Another keystroke should show you the original track(s).
Maybe also have a look at the SWS thread on the Reaper forum, I'm sure another idea might be found there. My guess is something with "snapshots".
ETA: In addition to Render vs. Apply, there's also the matter of Mono vs. Stereo vs. Multitrack for both as well as Whole track vs. Selected range. So it's very easy to use the Render/Apply tools to end up with precisely the audio files you wanted.
To throw in another method.... I admit that this is probably overkill, but like the OT, I am finicky about organization. I always have a non-nebulized project folder copied and saved, and then I start Nebulizing the tracks. I used to render new takes, put the originals in a folder (clearly labeled) and hidden from view with the SWS tracklist. But lately I have been processing tracks with Nebula in a new way for my workflow. I add the Nebula instances to the track, tweak them until I like the sound, then remove the instances from the actual track and add them to the fx browser in the batch processor and process them that way. The processed tracks go into a folder called "Neb" (you can name it anything, of course!), where they are then used to replace the files in the project folder. This has been a huge time-saver for me because if I don't like the way they sound later, I can always copy/paste the original unprocessed file (from the pre-nebula folder) right into the project folder and when I go back to the project, the file is magically back to it's original state with no need to drag them into the project from the open project. The other cool thing is that if I do ALL of my processing through the batch processor, the actual file names of each track don't change and I can open multiple versions of the project with the same rpp file, so they all have the same fader/pan/fx etc settings. They are basically identical projects with differently processed sounds. It sounds complicated but it has actually been much easier, faster, and more creatively productive for me in my Reaper/nebula work. I could map it out more clearly if you want.

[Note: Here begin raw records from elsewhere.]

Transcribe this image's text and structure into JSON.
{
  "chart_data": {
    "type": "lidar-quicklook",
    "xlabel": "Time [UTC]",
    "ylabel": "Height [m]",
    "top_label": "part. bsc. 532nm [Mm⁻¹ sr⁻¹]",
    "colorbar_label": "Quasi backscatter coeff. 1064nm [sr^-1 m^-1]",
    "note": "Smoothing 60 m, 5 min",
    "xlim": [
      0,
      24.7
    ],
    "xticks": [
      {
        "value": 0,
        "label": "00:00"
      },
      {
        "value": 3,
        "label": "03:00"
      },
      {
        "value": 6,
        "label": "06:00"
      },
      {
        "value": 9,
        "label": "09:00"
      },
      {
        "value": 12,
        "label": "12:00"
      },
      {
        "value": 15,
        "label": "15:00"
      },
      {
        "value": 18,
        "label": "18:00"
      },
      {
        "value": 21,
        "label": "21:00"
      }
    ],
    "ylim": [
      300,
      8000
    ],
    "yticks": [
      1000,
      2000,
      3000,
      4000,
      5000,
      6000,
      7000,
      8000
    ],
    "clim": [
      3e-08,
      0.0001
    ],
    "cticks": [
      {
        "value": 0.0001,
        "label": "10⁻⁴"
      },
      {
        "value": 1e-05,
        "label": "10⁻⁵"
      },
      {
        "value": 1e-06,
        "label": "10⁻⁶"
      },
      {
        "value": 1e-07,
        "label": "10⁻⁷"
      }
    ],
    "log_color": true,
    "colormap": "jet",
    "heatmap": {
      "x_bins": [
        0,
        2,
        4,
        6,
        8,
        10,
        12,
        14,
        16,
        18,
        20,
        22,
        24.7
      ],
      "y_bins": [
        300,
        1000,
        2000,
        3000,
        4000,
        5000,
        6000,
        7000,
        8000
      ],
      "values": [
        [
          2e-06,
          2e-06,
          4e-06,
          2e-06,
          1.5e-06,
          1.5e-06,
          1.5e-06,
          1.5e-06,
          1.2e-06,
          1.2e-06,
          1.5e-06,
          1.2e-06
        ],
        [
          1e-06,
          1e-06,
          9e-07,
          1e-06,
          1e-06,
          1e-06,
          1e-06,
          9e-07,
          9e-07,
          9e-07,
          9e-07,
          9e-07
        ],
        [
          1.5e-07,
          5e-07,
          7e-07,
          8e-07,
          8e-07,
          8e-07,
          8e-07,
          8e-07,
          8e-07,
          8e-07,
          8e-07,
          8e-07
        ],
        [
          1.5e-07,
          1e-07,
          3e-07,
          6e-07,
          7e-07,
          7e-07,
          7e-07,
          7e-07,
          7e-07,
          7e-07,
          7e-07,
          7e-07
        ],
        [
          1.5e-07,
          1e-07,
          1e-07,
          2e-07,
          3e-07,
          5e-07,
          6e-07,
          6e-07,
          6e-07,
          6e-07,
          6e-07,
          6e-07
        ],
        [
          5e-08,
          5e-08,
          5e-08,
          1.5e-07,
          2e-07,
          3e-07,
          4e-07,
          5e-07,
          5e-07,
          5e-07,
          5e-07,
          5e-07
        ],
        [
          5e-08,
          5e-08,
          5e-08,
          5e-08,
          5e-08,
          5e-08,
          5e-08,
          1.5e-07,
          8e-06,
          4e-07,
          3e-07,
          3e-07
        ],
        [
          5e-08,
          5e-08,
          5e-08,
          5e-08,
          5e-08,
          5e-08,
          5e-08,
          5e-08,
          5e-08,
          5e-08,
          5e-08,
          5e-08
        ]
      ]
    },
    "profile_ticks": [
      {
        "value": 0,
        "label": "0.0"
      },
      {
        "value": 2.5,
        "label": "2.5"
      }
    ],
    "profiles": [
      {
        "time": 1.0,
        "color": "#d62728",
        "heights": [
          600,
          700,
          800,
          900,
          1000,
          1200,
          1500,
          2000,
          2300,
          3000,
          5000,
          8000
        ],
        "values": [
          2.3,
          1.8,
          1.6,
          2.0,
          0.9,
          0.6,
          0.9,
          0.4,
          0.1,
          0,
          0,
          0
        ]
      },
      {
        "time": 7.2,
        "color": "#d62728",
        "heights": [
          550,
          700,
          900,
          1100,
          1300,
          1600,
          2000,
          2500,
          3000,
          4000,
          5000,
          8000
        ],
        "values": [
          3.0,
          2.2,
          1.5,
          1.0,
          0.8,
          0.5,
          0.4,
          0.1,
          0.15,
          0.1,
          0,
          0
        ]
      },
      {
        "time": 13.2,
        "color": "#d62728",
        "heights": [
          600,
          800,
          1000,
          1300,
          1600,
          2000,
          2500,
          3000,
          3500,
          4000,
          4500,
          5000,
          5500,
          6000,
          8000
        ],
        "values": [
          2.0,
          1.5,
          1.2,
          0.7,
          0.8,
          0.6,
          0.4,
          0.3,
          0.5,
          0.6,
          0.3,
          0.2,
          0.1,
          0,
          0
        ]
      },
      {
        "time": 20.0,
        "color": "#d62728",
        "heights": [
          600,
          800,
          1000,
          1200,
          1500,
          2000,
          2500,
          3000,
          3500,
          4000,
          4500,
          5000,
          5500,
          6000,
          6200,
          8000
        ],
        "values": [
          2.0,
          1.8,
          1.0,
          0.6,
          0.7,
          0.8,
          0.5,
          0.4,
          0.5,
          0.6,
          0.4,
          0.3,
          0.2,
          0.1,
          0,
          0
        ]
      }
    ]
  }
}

1st ... ngarjuna, what you described is exactly the issue I've been dealing with. This 'APPLY' function. I've NOT seen that in REAPER This is definitely something I need to look at!
Also, Richie ... I've read many post of your's at the Reaper site, and YES, I would be very interest in ANYTHING you would share/explain on this !
Thanks to everyone offering insight/ suggestions on this. Even though this REAPER can be customized in ways that other DAWs limit ... it is enlightening to read what everyone does to handle their workflow, just so that these other possibilities are, at least, realized. Like they say, 'Ignorance may be bliss', but that is not how I want to be. This transition from a fully analogue/ console/ hardware scenario to a DAW environment has required a different way of thinking/ working.
One COOL thing that others helped on ... I now have 3 separate speaker selections available in REAPER that allows me to instantly switch between different speaker systems ... JUST like I had in the old dayz
1st ... ngarjuna, what you described is exactly the issue I've been dealing with. This 'APPLY' function. I've NOT seen that in REAPER This is definitely something I need to look at! ...
Have a look in the Actions Menu. I went ahead and made myself a toolbar (the menu locations changed a bit between 3 and 4 for render etc.) with all of the choices that I use regularly: Apply Mono, Apply Stereo, Render Track Mono, Render Area Mono, Render Track Stereo, Render Area Stereo, Glue...I don't have my studio machine set back up yet from my move, unfortunately, but it's something like that.
It was a big pain to get used to, I have to admit. But now I tend to render/apply off effects that are barely using any CPU just to keep things tidy and in line with my paradigm. Once you get a good workflow going that makes sense to you visually it starts to pick up significantly.